# taz.de -- Die Wahrheit: Feine Pinkel und robuste Haufen
       
       > Die merkwürdigsten Museen der Welt (10): Das geräumige Nachttopfmuseum im
       > niedersächsischen Wasbüttel. Gleich neben Calberlah.
       
 (IMG) Bild: Hübsch verziert ist gut fürs Geschäft: Nachttopf aus der DDR
       
       Dienstagmorgens um halb zehn in Niedersachsens tiefster Tiefebene. Ich
       fahre durch Wasbüttel. „Hassbüttel“, scherzen die Nachbardörfler aus
       Calberlah seit Jahrhunderten. Die Straßen sind leer gefegt, weil die
       erwachsene Bevölkerung im Volkswagenwerk nebenan knechtet, und die anderen
       das tun, was Niedersachsen an einem Dienstagmorgen nun mal so tun.

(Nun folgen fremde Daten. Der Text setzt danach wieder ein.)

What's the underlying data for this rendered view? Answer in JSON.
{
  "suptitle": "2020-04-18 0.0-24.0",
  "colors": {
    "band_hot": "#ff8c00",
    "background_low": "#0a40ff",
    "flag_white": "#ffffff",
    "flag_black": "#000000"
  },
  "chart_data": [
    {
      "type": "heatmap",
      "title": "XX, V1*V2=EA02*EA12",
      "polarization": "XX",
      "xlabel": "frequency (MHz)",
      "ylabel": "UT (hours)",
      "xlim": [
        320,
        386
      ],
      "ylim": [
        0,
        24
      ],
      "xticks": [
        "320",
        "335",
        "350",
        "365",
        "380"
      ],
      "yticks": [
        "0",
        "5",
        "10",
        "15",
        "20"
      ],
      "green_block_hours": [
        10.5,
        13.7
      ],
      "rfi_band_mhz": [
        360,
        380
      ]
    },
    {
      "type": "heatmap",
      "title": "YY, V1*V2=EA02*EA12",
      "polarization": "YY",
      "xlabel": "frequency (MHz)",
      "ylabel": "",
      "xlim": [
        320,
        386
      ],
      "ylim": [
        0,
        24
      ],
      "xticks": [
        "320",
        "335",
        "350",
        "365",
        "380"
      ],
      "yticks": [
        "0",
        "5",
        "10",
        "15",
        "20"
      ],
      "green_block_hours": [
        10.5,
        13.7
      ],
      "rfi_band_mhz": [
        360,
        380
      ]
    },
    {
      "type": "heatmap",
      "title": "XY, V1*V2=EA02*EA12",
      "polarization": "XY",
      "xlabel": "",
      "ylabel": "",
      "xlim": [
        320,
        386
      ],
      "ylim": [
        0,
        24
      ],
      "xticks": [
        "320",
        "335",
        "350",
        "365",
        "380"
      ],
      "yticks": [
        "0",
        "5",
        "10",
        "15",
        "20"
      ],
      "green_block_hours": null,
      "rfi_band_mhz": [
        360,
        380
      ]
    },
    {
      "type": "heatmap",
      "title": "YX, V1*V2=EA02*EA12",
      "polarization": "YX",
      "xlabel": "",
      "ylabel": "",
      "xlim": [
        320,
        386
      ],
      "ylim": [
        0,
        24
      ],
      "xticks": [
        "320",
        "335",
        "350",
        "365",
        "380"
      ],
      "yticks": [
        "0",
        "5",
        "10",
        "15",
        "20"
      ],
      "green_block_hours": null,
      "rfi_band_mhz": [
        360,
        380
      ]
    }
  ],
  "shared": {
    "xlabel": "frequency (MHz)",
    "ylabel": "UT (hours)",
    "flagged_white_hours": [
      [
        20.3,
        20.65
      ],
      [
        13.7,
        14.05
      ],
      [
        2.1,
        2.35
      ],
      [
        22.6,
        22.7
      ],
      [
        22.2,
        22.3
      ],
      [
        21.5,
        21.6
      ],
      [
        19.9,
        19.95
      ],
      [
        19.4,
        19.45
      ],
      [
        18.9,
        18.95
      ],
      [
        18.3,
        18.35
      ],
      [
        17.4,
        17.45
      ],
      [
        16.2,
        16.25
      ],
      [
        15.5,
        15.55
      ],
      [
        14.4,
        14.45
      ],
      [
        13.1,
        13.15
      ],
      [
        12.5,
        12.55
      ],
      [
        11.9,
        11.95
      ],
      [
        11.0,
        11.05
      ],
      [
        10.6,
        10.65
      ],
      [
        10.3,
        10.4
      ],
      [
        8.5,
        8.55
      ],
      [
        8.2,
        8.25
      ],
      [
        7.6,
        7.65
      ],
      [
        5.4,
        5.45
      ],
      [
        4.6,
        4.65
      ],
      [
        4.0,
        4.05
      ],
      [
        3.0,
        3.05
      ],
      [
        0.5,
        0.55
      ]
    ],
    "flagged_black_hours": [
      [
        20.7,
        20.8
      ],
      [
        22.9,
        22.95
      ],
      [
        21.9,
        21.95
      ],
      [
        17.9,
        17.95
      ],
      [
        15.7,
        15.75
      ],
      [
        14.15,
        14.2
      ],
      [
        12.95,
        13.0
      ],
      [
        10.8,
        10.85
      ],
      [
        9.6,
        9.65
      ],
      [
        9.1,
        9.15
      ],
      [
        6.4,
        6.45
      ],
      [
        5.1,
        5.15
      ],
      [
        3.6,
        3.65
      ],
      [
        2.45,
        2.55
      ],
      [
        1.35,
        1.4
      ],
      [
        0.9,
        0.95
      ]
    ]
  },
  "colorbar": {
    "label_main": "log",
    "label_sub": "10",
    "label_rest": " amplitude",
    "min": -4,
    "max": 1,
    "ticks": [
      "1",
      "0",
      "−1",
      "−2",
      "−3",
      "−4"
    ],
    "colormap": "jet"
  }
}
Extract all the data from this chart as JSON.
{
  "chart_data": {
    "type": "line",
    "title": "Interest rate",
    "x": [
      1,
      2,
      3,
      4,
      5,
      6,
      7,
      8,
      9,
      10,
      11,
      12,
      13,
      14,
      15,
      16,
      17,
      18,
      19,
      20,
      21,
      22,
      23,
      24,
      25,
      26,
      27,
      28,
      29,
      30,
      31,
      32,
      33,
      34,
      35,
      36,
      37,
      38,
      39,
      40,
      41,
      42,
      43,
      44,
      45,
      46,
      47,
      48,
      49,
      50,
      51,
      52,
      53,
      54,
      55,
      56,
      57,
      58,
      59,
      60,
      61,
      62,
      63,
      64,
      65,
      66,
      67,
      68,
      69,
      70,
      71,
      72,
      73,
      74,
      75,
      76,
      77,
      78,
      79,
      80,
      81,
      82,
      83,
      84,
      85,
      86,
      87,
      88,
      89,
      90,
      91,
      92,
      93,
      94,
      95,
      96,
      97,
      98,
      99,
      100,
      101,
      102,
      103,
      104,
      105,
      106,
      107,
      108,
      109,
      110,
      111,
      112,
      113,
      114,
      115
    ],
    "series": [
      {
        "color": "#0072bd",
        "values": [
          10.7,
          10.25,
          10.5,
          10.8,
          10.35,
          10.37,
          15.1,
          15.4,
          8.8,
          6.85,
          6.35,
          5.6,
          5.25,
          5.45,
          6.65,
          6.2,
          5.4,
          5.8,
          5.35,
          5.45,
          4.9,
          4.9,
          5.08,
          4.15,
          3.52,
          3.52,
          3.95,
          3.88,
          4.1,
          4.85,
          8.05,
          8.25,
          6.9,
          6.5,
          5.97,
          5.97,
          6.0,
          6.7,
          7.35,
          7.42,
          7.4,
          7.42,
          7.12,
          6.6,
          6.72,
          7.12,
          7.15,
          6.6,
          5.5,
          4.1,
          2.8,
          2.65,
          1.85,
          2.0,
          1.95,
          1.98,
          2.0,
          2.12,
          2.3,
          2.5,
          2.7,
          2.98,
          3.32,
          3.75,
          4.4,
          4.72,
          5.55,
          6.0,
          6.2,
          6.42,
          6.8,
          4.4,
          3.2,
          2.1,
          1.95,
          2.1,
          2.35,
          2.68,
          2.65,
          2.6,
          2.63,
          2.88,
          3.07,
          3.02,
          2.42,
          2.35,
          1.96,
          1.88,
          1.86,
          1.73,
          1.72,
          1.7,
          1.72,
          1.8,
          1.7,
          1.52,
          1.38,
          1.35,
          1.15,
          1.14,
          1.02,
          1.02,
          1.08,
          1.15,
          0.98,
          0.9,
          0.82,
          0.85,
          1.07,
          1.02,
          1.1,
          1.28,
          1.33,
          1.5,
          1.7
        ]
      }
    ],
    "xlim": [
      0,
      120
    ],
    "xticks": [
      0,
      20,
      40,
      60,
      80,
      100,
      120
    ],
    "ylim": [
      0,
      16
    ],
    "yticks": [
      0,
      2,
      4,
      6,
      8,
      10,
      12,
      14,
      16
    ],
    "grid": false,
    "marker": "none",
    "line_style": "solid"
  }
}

       Vermutlich Schnaps saufen.
       
       Eine einzige Verkehrszählerin steht in orangefarbener Warnweste am
       Straßenrand und führt eine Strichliste. Ich sehe ein kurz aufflammendes
       Glück in ihren Augen, als ich vorbeifahre, bevor sie in ihre
       Gleichgültigkeit zurückfällt, den gewöhnlichen Aggregatzustand des hiesigen
       Menschenschlags. Ich verkneife mir aber jede Sottise. Meine Wurzeln liegen
       in einem nur wenige Kilometer entfernten Kaff. Am Ende kennt die mich und
       petzt alles meiner Mutter. Keiner möchte an meine Mutter verpetzt werden,
       so viel darf ich sagen.
       
       Ich biege ab ins Neubaugebiet, jene Gegend, in dem die Trostlosigkeit des
       Plattlands seine volle Durchschlagskraft entfaltet. Aber nicht so in
       Wasbüttel, denn hier hat im Jahr 2004 eine mindestens mittelgroße
       Attraktion ihre Kellertür geöffnet, das einzige Nachttopfmuseum
       Deutschlands, ja, vielleicht sogar der Welt.
       
       Ich bin verabredet mit der Kuratorin Elisabeth Hesse, denn in ihrem
       geräumigen Untergeschoss hat dieser Pisspott-Heaven seine Heimstatt. Sie
       öffnet mir schon, bevor ich den Spülkastenzieher betätigen kann, der hier
       stilecht die Klingel ersetzt. Frau Hesse ist eine weißhaarige, immer noch
       sehr drahtige Dame, die mich mit souveräner Landfrauenverve durch ihre
       Schatzkammer geleitet. In über dreißigjähriger Sammeltätigkeit hat sie
       viele hundert Exponate aus der Kulturgeschichte der Notdurft
       zusammengetragen. Vom zierlich bemalten Porzellantöpfchen, den mal ein
       offenbar ganz kleiner, aber feiner Welfenpinkel in Gebrauch hatte, bis zum
       robusten „Kübel“ des Bergmanns. „Da passt ganz schön was rein, was?“, sagt
       Frau Hesse und strahlt. Ich merke mir: Bergmänner machen größere Haufen als
       Welfenprinzen.
       
       ## Den Gestank hält keiner aus
       
       „Schauen Sie mal“, lässt sie mich in einen schon etwas lädierten Topf
       hineinsehen. „Der war lange in Gebrauch, die Ränder gehen nie wieder raus.“
       Etwas später erzählt sie noch eine andere Geschichte aus dem Alltag einer
       Museumsbetreiberin. „Neulich ist mir mal ein Pott aus Steingut
       heruntergefallen. Ich wollte die Scherben im Hausmüll entsorgen, aber das
       ging nicht, den Gestank hält keiner aus. Der zieht richtig rein ins
       Material.“
       
       Wir machen Halt an ihrer Ostzonenabteilung, in der sich sehr schön Frau
       Hesses unideologische, kosmopolitische Herangehensweise manifestiert.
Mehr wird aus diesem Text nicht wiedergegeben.